DCI Ockwell said the case illustrates the very complex challenges police face in investigating allegations of child sexual exploitation and in supporting the victims.
He added: “Recent developments in Sussex Police include the introduction of fully integrated Safeguarding Investigation Units, responsible for safeguarding and investigation in relation to all vulnerable people, especially children.
“We also now have police officers and staff working in integrated teams assessing all such reports, and a Complex Abuse Unit which takes on cases of this type. But we will continue to examine, with our partners, ways in which our work can be even more effective.

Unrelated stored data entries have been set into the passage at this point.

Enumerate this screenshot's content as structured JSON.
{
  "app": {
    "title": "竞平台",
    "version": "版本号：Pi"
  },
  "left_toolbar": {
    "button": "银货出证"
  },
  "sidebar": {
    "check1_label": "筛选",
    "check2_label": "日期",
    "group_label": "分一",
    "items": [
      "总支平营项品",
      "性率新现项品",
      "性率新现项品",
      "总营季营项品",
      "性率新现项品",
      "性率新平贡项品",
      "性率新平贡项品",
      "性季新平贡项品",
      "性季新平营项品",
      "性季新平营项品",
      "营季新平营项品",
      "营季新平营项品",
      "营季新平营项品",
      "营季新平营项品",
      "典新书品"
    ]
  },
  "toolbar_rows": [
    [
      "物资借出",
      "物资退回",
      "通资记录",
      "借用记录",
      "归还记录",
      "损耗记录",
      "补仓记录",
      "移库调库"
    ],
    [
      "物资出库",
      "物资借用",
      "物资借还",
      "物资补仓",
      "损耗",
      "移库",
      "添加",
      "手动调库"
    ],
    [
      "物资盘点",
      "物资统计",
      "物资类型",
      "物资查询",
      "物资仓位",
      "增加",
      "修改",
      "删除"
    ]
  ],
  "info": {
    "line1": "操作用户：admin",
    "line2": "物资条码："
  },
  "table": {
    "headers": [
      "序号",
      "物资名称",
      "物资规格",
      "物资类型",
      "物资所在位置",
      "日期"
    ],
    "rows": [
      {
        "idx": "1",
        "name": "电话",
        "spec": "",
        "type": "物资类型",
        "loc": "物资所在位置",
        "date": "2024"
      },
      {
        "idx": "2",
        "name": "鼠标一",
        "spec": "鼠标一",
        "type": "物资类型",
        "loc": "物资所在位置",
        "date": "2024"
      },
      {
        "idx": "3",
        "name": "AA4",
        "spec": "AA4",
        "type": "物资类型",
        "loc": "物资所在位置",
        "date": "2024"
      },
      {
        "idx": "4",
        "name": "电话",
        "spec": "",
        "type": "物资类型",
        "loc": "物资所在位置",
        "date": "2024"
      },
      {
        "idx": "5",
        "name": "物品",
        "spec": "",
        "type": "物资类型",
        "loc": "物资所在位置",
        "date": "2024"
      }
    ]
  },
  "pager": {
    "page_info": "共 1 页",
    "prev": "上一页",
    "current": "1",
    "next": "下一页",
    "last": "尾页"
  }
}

“There is a lot of material available on the internet and I would encourage people to visit our website at http://www.sussex.police.uk/advice/protect-yourself-and-others/child-protection/child-sexual-exploitation-cse/
“Anyone who has any other concerns on learning of this case can always contact us via email@example.com or call 101, quoting Operation Staple. and arrange to talk in confidence to experienced detectives.
“You can also contact the independent charity Crimestoppers anonymously on 0800 555111.
“Sources of counselling and support for anyone who is affected by news of this case or any similar cases is always available through the Saturn Centre (the Sussex Sexual Assault Referral Clinic) on 01293 600469 (9am to 5pm with a 24 hours answerphone) or on their out of hours helpline 0800 033 7797.”